Canadian Senator from Ontario
- Incumbent
- Assumed office October 3, 2018
- Nominated by: Justin Trudeau
- Appointed by: Julie Payette
- Prime Minister: Justin Trudeau

Deputy Minister for the G7 Summit and Personal Representative of the Prime Minister (Sherpa)
- In office June 2017 – September 2018
- Prime Minister: Justin Trudeau

Deputy Minister of International Development
- In office 2016–2017
- Prime Minister: Justin Trudeau

Ambassador of Canada to Germany
- In office 2008–2012
- Prime Minister: Stephen Harper
- Preceded by: Paul Dubois
- Succeeded by: Marie Gervais-Vidricaire

Ambassador and Permanent Representative to the Organization of American States
- In office 1997–2001
- Prime Minister: Jean Chrétien
- Preceded by: Brian Dickson
- Succeeded by: Paul D. Durand

Personal details
- Born: Peter Michael Boehm April 26, 1954 (age 72) Kitchener, Ontario, Canada
- Party: Independent Senators Group
- Education: University of Edinburgh Carleton University Wilfrid Laurier University
- Profession: Politician; diplomat;

= Peter Boehm =

Canadian diplomat

Peter Michael Boehm (born April 26, 1954) is a Canadian politician, former diplomat and deputy minister. He was appointed to the Senate of Canada in October 2018. Boehm was ambassador of Canada to Germany from 2008 to 2012. He was associate deputy minister and then senior associate deputy minister at Foreign Affairs and International Trade Canada from 2012 to 2016. He became deputy minister of international development in March 2016, and on July 31, 2017, was appointed deputy minister for the 2018 G7 Summit. He also continued as the Canadian "Sherpa" or personal representative of the prime minister for the G7 summits, as well as the Nuclear Security Summit.

On October 3, 2018, Boehm was nominated by Prime Minister Justin Trudeau to the Senate after he was recommended by the Independent Advisory Board for Senate Appointments.

==Education==
Boehm holds a PhD in history from the University of Edinburgh with the thesis 'Towards principled influence : an overview of Canadian foreign policy, 1943-1948', a master's degree in international relations from Carleton University and an honours bachelor's degree in English and history from Wilfrid Laurier University.

==Career==
A career diplomat, Boehm has served as assistant deputy minister for the Americas, North America, and consular affairs at the Department of Foreign Affairs and International Trade, where he was also the department's first chief political/economic officer. From 1997 to 2001 he was ambassador and permanent representative to the Organization of American States (OAS). From 2001 to 2004 he was minister (political and public affairs) at the Canadian Embassy in Washington.

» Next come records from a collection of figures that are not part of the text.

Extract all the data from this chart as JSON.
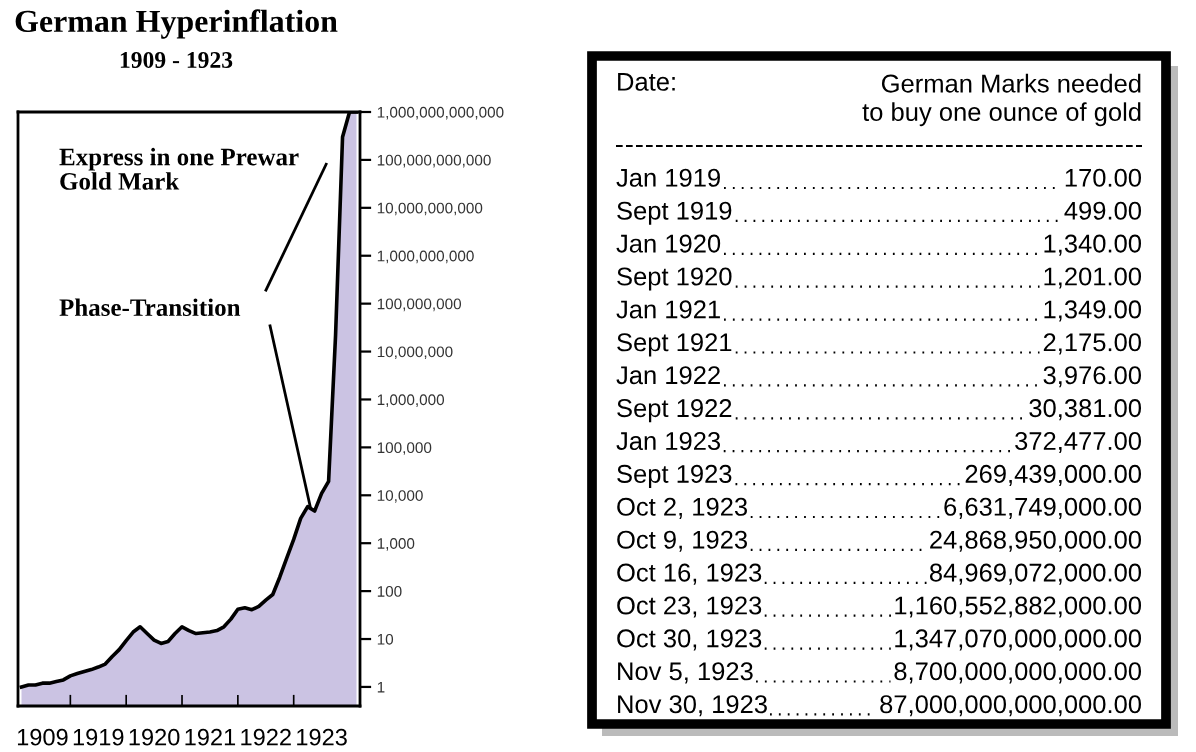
{
  "chart_data": [
    {
      "type": "area",
      "title": "German Hyperinflation",
      "subtitle": "1909 - 1923",
      "categories": [
        null,
        null,
        null,
        "1909",
        null,
        null,
        null,
        null,
        null,
        null,
        null,
        "1919",
        null,
        null,
        null,
        null,
        null,
        null,
        null,
        "1920",
        null,
        null,
        null,
        null,
        null,
        null,
        null,
        "1921",
        null,
        null,
        null,
        null,
        null,
        null,
        null,
        "1922",
        null,
        null,
        null,
        null,
        null,
        null,
        null,
        "1923",
        null,
        null,
        null,
        null,
        null
      ],
      "series": [
        {
          "color": "#cbc3e3",
          "values": [
            1.0,
            1.1,
            1.1,
            1.2,
            1.2,
            1.3,
            1.4,
            1.7,
            1.9,
            2.1,
            2.3,
            2.6,
            3.0,
            4.3,
            6.0,
            9.3,
            14,
            18,
            13,
            9.5,
            8.1,
            8.9,
            13,
            18,
            15,
            13,
            13.5,
            14,
            15,
            18,
            26,
            42,
            45,
            41,
            48,
            65,
            85,
            195,
            490,
            1200,
            3300,
            5800,
            4700,
            11000,
            19500,
            22000000,
            300000000000,
            1000000000000,
            1000000000000
          ]
        }
      ],
      "log": "y",
      "ylim": [
        0.4,
        1000000000000
      ],
      "yticks": [
        1,
        10,
        100,
        {
          "value": 1000,
          "label": "1,000"
        },
        {
          "value": 10000,
          "label": "10,000"
        },
        {
          "value": 100000,
          "label": "100,000"
        },
        {
          "value": 1000000,
          "label": "1,000,000"
        },
        {
          "value": 10000000,
          "label": "10,000,000"
        },
        {
          "value": 100000000,
          "label": "100,000,000"
        },
        {
          "value": 1000000000,
          "label": "1,000,000,000"
        },
        {
          "value": 10000000000,
          "label": "10,000,000,000"
        },
        {
          "value": 100000000000,
          "label": "100,000,000,000"
        },
        {
          "value": 1000000000000,
          "label": "1,000,000,000,000"
        }
      ],
      "grid": false,
      "annotations": [
        "Express in one Prewar\nGold Mark",
        "Phase-Transition"
      ]
    },
    {
      "type": "other",
      "annotations": [
        "Date:",
        "German Marks needed\nto buy one ounce of gold",
        "Jan 1919",
        "170.00",
        "Sept 1919",
        "499.00",
        "Jan 1920",
        "1,340.00",
        "Sept 1920",
        "1,201.00",
        "Jan 1921",
        "1,349.00",
        "Sept 1921",
        "2,175.00",
        "Jan 1922",
        "3,976.00",
        "Sept 1922",
        "30,381.00",
        "Jan 1923",
        "372,477.00",
        "Sept 1923",
        "269,439,000.00",
        "Oct 2, 1923",
        "6,631,749,000.00",
        "Oct 9, 1923",
        "24,868,950,000.00",
        "Oct 16, 1923",
        "84,969,072,000.00",
        "Oct 23, 1923",
        "1,160,552,882,000.00",
        "Oct 30, 1923",
        "1,347,070,000,000.00",
        "Nov 5, 1923",
        "8,700,000,000,000.00",
        "Nov 30, 1923",
        "87,000,000,000,000.00"
      ]
    }
  ]
}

He has held a variety of positions at the department and has also been assigned to the Canadian Embassies in Havana and San José. In 1993 he received the Canadian Foreign Service Officer Award for his contribution to the establishment of peace in Central America. In the Americas, he served as national summit coordinator for the Santiago and Québec City Summits, special envoy for the OAS Democratization Mission in Peru and personal representative (sherpa) of the prime minister for the Mar del Plata Summit in 2005.

From 2005 to 2008 he was the senior official responsible for the North American Leaders' Summits. He is a recipient of the Outstanding Achievement Award, the most prestigious award in the Public Service of Canada. From 2008 to 2012 he was Canadian ambassador in Berlin. In November 2012 he was appointed associate deputy minister (and later, senior associate deputy minister) of Foreign Affairs.

He was the deputy minister of international development from March 2016, and in June 2017 he was appointed as the deputy minister for the G7 Summit.

Boehm retired from the public service in September 2018 and was appointed to the Senate in early October. He represents Ontario in the upper chamber.

He was chair of the Canadian Senate Standing Committee on Foreign Affairs and International Trade in the 45th Canadian Parliament.